Repéré grâce au fan-film « Portal : no escape », Dan Trachtenberg est rapidement passé au long-métrage, dans cette même dimension, où le décor restreint les mouvements de ses héros. « 10 Cloverfield Lane » est assurément une très bonne surprise, qui l’a conduit à piloter un des projets cachés de la Fox, avant le rachat par la firme aux grandes oreilles. L’objectif du cinéaste est alors modeste, sachant l’appétit survitaminé d’un studio qui peut en redemander plus. Sa volonté penche toutefois sur les vertus instaurées par McTiernan, sans pour autant l’affronter sur son territoire et c’est là qu’est l’astuce.
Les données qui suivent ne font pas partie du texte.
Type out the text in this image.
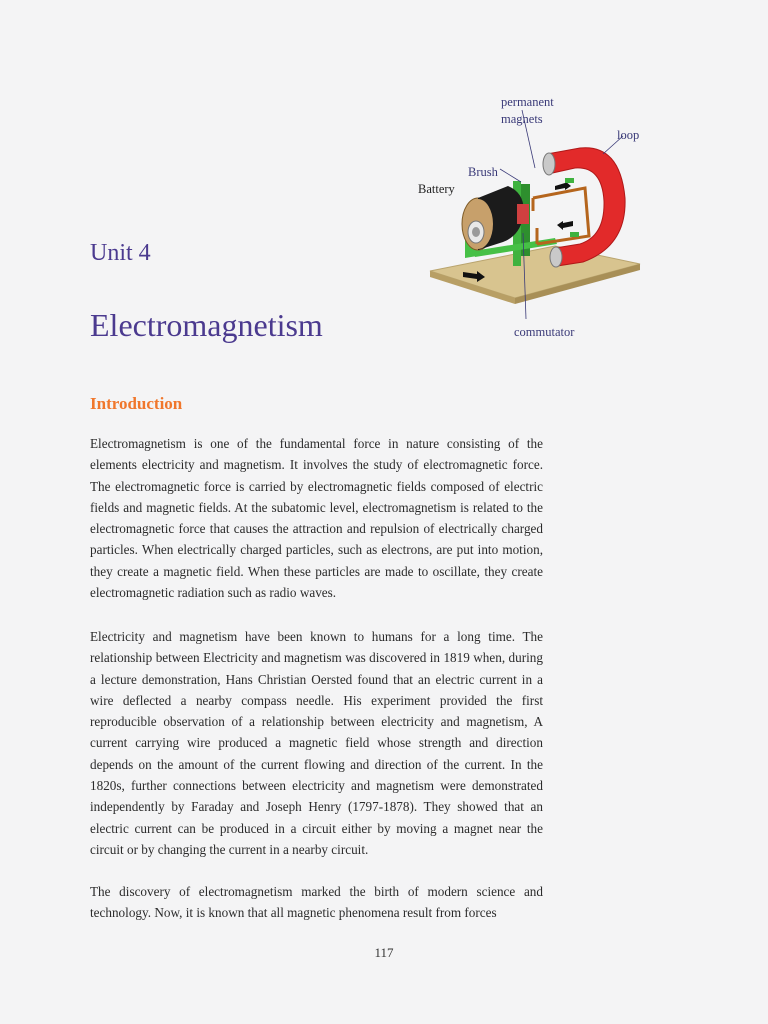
permanent
magnets
loop
Brush
Battery
commutator
Unit 4
Electromagnetism
Introduction

Electromagnetism is one of the fundamental force in nature consisting of the elements electricity and magnetism. It involves the study of electromagnetic force. The electromagnetic force is carried by electromagnetic fields composed of electric fields and magnetic fields. At the subatomic level, electromagnetism is related to the electromagnetic force that causes the attraction and repulsion of electrically charged particles. When electrically charged particles, such as electrons, are put into motion, they create a magnetic field. When these particles are made to oscillate, they create electromagnetic radiation such as radio waves.

Electricity and magnetism have been known to humans for a long time. The relationship between Electricity and magnetism was discovered in 1819 when, during a lecture demonstration, Hans Christian Oersted found that an electric current in a wire deflected a nearby compass needle. His experiment provided the first reproducible observation of a relationship between electricity and magnetism, A current carrying wire produced a magnetic field whose strength and direction depends on the amount of the current flowing and direction of the current. In the 1820s, further connections between electricity and magnetism were demonstrated independently by Faraday and Joseph Henry (1797-1878). They showed that an electric current can be produced in a circuit either by moving a magnet near the circuit or by changing the current in a nearby circuit.

The discovery of electromagnetism marked the birth of modern science and technology. Now, it is known that all magnetic phenomena result from forces

117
Les nombreuses suites militarisées à outrances, en passant par une confrontation avec d’autres aliens moins sympathiques, la mythologie du Predator a fini par tirer toutes ses cartouches.
Pourquoi se contenter des mêmes archétypes, alors que cette délocalisation temporelle permet d’explorer un autre type de vertige ? Moins mesuré que l’affrontement porté par Schwarzenegger, le récit nous catapulte aux XVIIIe siècle, au sein d’une tribu Comanche particulièrement engagé dans l’honneur. Il en va de celui des hommes, chasseurs et guerriers de par leur statut autoproclamé, tandis que Naru (Amber Midthunder) et les autres femmes sont recalées à des tâches domestiques. Sans tomber dans le piège d’une masculinité trop têtue, l’intrigue nous laisse du côté de cette jeune pisteuse, qui rêve également de partager les armes avec ses aînés. Le pacte qu’elle se fait à elle-même en ouverture prouve que l’on avancera logiquement vers un survival à peu près assumé, car ce qui compte réellement, c’est d’arriver au duel final avec un antagoniste, dont le culte est d’imposer sa suprématie de chasseur.
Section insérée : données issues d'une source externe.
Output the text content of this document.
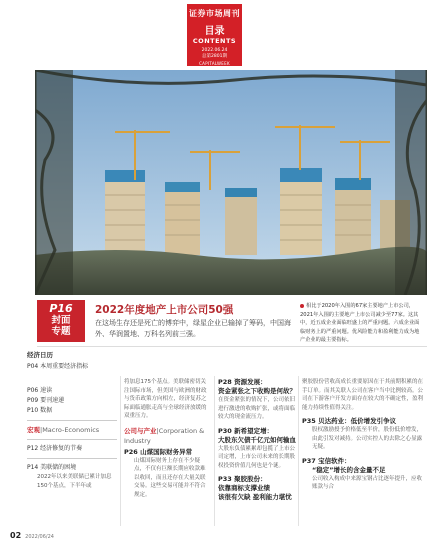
证券市场周刊
目录
CONTENTS
2022.06.24
总第2801期
CAPITALWEEK
P16
封面
专题
2022年度地产上市公司50强
在这场生存还是死亡的博弈中，绿星企业已输掉了筹码，中国海外、华润置地、万科名列前三强。
相比于2020年入围的67家主要地产上市公司，2021年入围的主要地产上市公司减少至77家。这其中，近五成企业面临旺盛上的严重问题。六成企业面临财务上的严重问题。优风险能力和盈利能力成为地产企业的最主要指标。
经济日历
P04 本周重要经济指标
P06 速读
P09 要刊速递
P10 数据
宏观|Macro-Economics
P12 经济修复的节奏
P14 美联储的困境
2022年以来美联储已累计加息150个基点，下半年或
将加息175个基点。美联储密切关注国际市场，但美国与欧洲的财政与货币政策方向相左，经济复苏之际面临通胀走高与全球经济放缓的双重压力。
公司与产业|Corporation & Industry
P26 山煤国际财务异常
山煤国际财务上存在不少疑点，不仅有巨额长期应收款难以收回，而且还存在大量关联交易。这些交易可能并不符合规定。
P28 资源发展：
资金紧张之下收购是何故？
在资金紧张的情况下，公司依旧进行激进的收购扩张，或将面临较大的现金流压力。
P30 新希望定增：
大股东欠债千亿元如何输血
大股东负债累累却包揽了上市公司定增，上市公司未来的长期股权投资价值几何也是个谜。
P33 聚胶股份：
依靠商标支撑业绩
该很有欠缺 盈利能力堪忧
聚胶股份营收高成长重要原因在于其前期积累的在手订单。而其关联人公司在客户当中比例较高。公司在下游客户开发方面存在较大的不确定性，盈利能力持续性值得关注。
P35 贝达药业：低价增发引争议
股权激励授予价格低至半价，股份低价增发，由此引发对减持。公司实控人的去除之心显露无疑。
P37 宝信软件：
“稳定”增长的含金量不足
公司收入构成中来源宝钢占比逐年提升，应收账款与合
02 2022/06/24
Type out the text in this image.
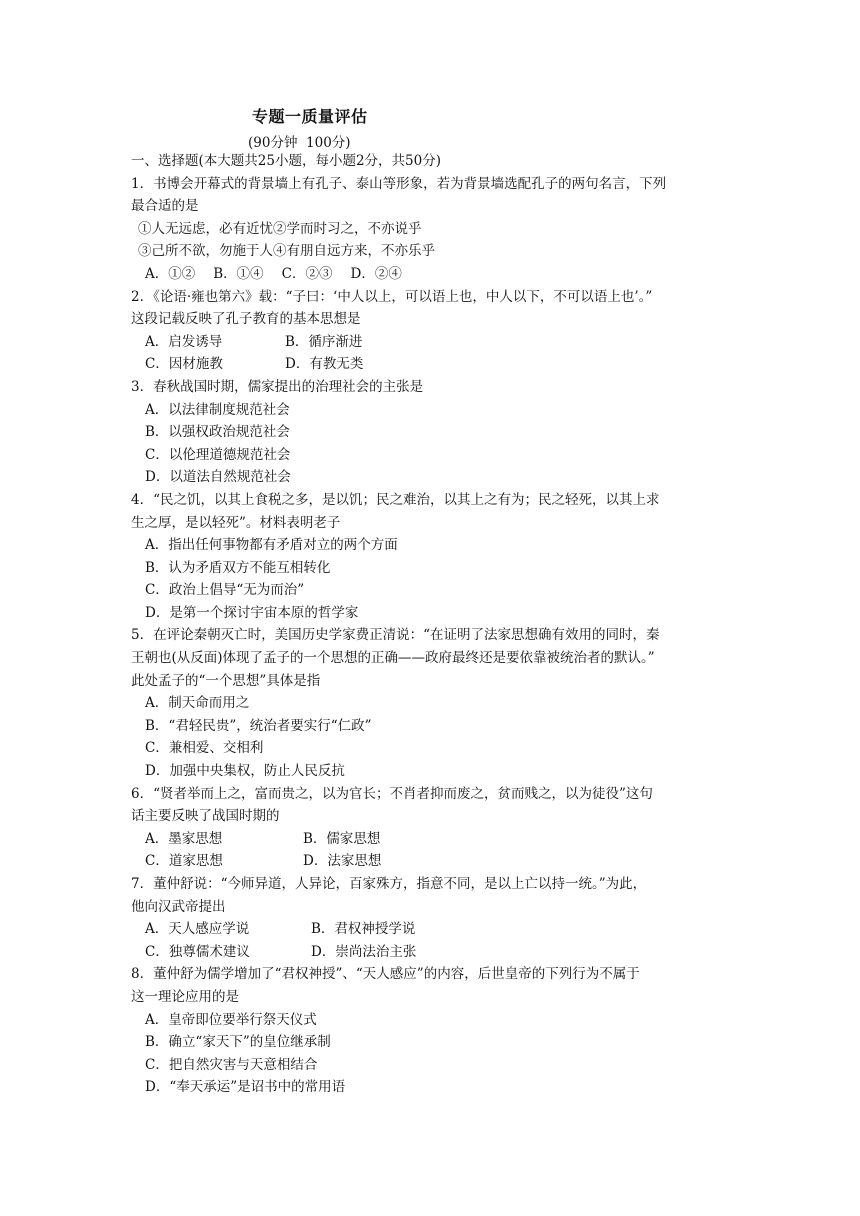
专题一质量评估
(90分钟  100分)
一、选择题(本大题共25小题，每小题2分，共50分)
1．书博会开幕式的背景墙上有孔子、泰山等形象，若为背景墙选配孔子的两句名言，下列
最合适的是
①人无远虑，必有近忧②学而时习之，不亦说乎
③己所不欲，勿施于人④有朋自远方来，不亦乐乎
A．①② B．①④ C．②③ D．②④
2．《论语·雍也第六》载：“子曰：‘中人以上，可以语上也，中人以下，不可以语上也’。”
这段记载反映了孔子教育的基本思想是
A．启发诱导	B．循序渐进
C．因材施教	D．有教无类
3．春秋战国时期，儒家提出的治理社会的主张是
A．以法律制度规范社会
B．以强权政治规范社会
C．以伦理道德规范社会
D．以道法自然规范社会
4．“民之饥，以其上食税之多，是以饥；民之难治，以其上之有为；民之轻死，以其上求
生之厚，是以轻死”。材料表明老子
A．指出任何事物都有矛盾对立的两个方面
B．认为矛盾双方不能互相转化
C．政治上倡导“无为而治”
D．是第一个探讨宇宙本原的哲学家
5．在评论秦朝灭亡时，美国历史学家费正清说：“在证明了法家思想确有效用的同时，秦
王朝也(从反面)体现了孟子的一个思想的正确——政府最终还是要依靠被统治者的默认。”
此处孟子的“一个思想”具体是指
A．制天命而用之
B．“君轻民贵”，统治者要实行“仁政”
C．兼相爱、交相利
D．加强中央集权，防止人民反抗
6．“贤者举而上之，富而贵之，以为官长；不肖者抑而废之，贫而贱之，以为徒役”这句
话主要反映了战国时期的
A．墨家思想	B．儒家思想
C．道家思想	D．法家思想
7．董仲舒说：“今师异道，人异论，百家殊方，指意不同，是以上亡以持一统。”为此，
他向汉武帝提出
A．天人感应学说	B．君权神授学说
C．独尊儒术建议	D．崇尚法治主张
8．董仲舒为儒学增加了“君权神授”、“天人感应”的内容，后世皇帝的下列行为不属于
这一理论应用的是
A．皇帝即位要举行祭天仪式
B．确立“家天下”的皇位继承制
C．把自然灾害与天意相结合
D．“奉天承运”是诏书中的常用语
Avec « The Revenant » en tête et quelques répliques bien connues du milieu, Trachtenberg confronte son périple à un genre qu’il aime voir grandir. Pour cela, il ne s’enlise pas dans la répétition, changeant constamment de décor et multipliant les angles de vue, afin de styliser cette nature qui masque ses griffes acérées. S’il prend un peu trop son temps à exposer les problématiques de son héroïne en première partie, il semble se livrer corps et âme dans une seconde bien plus excitante, où les exécutions restent assez inventives graphiquement et laissent une part d’ombre en arrière-plan afin de rappeler la menace qui plane et dont le vidage nous est familier malgré tout. On réinvente donc un peu l’inventaire du Predator, en replongeant dans le côté bestial qui dynamise le récit initiatique. Impossible de perdre une miette de cette double traque, passé ce cap et rien que pour la prouesse d’une telle générosité, un visionnage en salle aurait été amplement mérité.
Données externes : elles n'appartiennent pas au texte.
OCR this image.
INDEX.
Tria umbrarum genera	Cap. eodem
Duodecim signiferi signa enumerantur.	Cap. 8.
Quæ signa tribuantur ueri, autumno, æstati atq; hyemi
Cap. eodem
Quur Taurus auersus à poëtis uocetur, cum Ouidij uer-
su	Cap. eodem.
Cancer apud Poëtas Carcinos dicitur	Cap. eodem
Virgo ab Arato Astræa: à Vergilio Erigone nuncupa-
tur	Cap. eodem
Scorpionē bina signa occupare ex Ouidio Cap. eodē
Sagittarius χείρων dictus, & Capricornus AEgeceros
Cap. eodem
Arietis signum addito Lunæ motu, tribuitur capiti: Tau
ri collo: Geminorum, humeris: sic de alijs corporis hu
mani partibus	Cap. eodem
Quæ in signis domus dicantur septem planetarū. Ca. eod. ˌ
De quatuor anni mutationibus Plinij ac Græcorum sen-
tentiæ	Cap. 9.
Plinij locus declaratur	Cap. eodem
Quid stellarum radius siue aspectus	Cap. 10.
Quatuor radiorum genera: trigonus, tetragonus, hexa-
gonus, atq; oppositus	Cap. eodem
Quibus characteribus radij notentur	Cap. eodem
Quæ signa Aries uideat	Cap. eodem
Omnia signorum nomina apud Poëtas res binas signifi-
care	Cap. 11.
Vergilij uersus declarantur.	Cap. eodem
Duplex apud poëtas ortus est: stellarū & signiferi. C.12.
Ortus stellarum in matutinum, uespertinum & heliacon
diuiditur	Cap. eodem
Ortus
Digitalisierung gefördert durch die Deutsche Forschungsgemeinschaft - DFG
« Prey » n’est pas sans défaut, mais ils ne les cumulent pas aussi maladroitement que la plupart de superproductions, qui distillent les gags aléatoirement ou qui désamorcent la tension dans le même mouvement. Ici, rien de plus sérieux qu’un projet minimaliste, mais non sans saveur et encore moins sans identité. Une série B maligne dans sa conception et dans son aura épique singulière, où une femme aura le droit de prétendre aux mêmes activités ludiques que ses pairs, dans le seul but de prouver sa vaillance et surtout son efficacité. Sans pour autant s’inscrire dans la continuité du prequel et armé de son meilleur tomahawk, le film capitalise tout sur une honnêteté rare, revalorisant ainsi les chances d’extension pour une saga qui a longtemps piétiné ses chances de résurrection.